Foreign investors went shopping in the United States last year, attracted partly by the cheap dollar. Spending to acquire or establish American businesses grew to $276.8 billion in 2007, 67 percent more than in 2006 and the highest level since the peak in 2000, according to the Bureau of Economic Analysis (BEA). The vast share of this was acquisitions, but spending on existing businesses grew too, up by 29 percent over 2006. Net foreign direct investment, which also includes funding for existing operations, was $204.4 billion, up by 13 percent. More Americans are getting their paychecks from foreign firms: 5.3 million in 2006, or 4.5 percent of the private workforce.

This growth comes despite a host of obstacles. Visa rules remain a deterrent. China's attempt to acquire an American oil company in 2005 and Dubai Ports' bid to operate six big harbors in 2006 were met with panic. Congressmen agonized over security in both cases. But protectionism extends beyond strategic assets -- unless you count beer as a national resource.

The Commerce Department insists that America is open for business. In 2007 it launched "Invest in America" to help attract foreign companies and calm those afraid of them. The 33-year-old Committee on Foreign Investment is refining its process for examining deals that might threaten security. But Mark O'Connell of consulting firm OCO Global describes the national strategy for foreign direct investment as "embryonic."

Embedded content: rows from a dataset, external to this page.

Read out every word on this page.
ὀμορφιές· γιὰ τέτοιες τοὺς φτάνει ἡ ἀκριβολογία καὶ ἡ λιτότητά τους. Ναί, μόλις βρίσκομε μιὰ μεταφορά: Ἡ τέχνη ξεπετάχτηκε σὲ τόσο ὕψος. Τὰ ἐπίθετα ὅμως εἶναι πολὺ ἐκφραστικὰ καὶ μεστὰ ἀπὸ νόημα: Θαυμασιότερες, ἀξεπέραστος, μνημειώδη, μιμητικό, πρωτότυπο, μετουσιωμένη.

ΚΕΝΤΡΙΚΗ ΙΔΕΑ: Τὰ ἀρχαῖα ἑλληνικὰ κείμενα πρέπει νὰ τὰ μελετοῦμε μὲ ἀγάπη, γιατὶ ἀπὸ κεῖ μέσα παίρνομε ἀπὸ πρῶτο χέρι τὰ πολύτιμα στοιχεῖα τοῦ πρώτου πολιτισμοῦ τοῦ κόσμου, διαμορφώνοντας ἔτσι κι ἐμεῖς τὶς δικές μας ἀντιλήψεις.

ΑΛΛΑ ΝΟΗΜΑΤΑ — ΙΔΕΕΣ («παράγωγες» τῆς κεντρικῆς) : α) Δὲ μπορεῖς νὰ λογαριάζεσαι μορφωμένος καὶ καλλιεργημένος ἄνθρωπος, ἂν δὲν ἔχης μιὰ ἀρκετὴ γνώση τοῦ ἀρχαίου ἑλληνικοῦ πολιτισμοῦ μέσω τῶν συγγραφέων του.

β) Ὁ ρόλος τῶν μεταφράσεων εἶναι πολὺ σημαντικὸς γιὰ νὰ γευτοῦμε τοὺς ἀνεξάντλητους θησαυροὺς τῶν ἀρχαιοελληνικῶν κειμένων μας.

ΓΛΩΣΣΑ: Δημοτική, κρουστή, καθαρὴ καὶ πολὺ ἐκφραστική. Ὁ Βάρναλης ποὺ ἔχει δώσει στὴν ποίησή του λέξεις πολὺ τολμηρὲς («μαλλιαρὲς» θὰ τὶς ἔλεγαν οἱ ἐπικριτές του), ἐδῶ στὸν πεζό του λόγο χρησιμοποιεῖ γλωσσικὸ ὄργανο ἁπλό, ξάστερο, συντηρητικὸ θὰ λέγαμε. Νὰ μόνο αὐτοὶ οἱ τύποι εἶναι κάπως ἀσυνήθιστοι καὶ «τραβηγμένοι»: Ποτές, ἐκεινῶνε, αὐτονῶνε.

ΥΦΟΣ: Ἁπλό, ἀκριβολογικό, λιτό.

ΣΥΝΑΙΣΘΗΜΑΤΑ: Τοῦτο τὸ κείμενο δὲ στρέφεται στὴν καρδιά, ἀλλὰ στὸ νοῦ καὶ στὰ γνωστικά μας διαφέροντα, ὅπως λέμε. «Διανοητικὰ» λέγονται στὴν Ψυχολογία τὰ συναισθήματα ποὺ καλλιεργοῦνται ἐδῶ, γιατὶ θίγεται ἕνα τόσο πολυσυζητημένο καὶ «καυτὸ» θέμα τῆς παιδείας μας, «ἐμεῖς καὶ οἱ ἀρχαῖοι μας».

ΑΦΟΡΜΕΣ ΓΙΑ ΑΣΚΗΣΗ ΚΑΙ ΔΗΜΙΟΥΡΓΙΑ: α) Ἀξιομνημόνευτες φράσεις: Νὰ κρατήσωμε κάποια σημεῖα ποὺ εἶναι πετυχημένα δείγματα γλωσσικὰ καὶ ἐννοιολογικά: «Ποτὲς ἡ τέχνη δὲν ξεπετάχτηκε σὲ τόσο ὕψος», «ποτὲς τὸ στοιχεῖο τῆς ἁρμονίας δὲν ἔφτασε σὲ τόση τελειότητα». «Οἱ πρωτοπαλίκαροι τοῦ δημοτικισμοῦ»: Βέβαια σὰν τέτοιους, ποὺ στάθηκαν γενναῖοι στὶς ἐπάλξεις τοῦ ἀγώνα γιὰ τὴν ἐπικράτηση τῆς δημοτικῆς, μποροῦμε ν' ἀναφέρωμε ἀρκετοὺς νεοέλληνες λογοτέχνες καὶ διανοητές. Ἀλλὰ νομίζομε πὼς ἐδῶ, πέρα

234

States are far more aggressive, courting foreign investors through trips abroad and incentives. California, New York and Texas have proved the biggest magnets, topping OCO Global's list of foreign investment in new facilities or expansions from 2003 to '07. But even Michigan, one of the rustier states, has seen a boost from foreign investors, ranking fourth.

Despite states' efforts to attract foreigners, Matt Slaughter, an economist at the Tuck School at Dartmouth who served on George Bush's Council of Economic Advisers, is concerned by "a protectionist drift." He argues that even foreign acquisitions, which politicians hardly court but which account for the bulk of foreign direct investment, play a vital role. Some acquisitions may lead to a loss of jobs, but on the whole they make companies more productive, create higher-wage jobs and help pay for the current-account deficit.

Ron Blackwell, chief economist for the AFL-CIO, the labor union federation, said his organization is "less concerned with the source than the nature of investment," and that greenfield projects and expansions will do most to buoy the economy in the long term.

In this debate, politicians remain muddled. On July 7, Barack Obama said no law barred shareholders from selling Anheuser-Busch to a foreign firm, but that such a deal would be "a shame."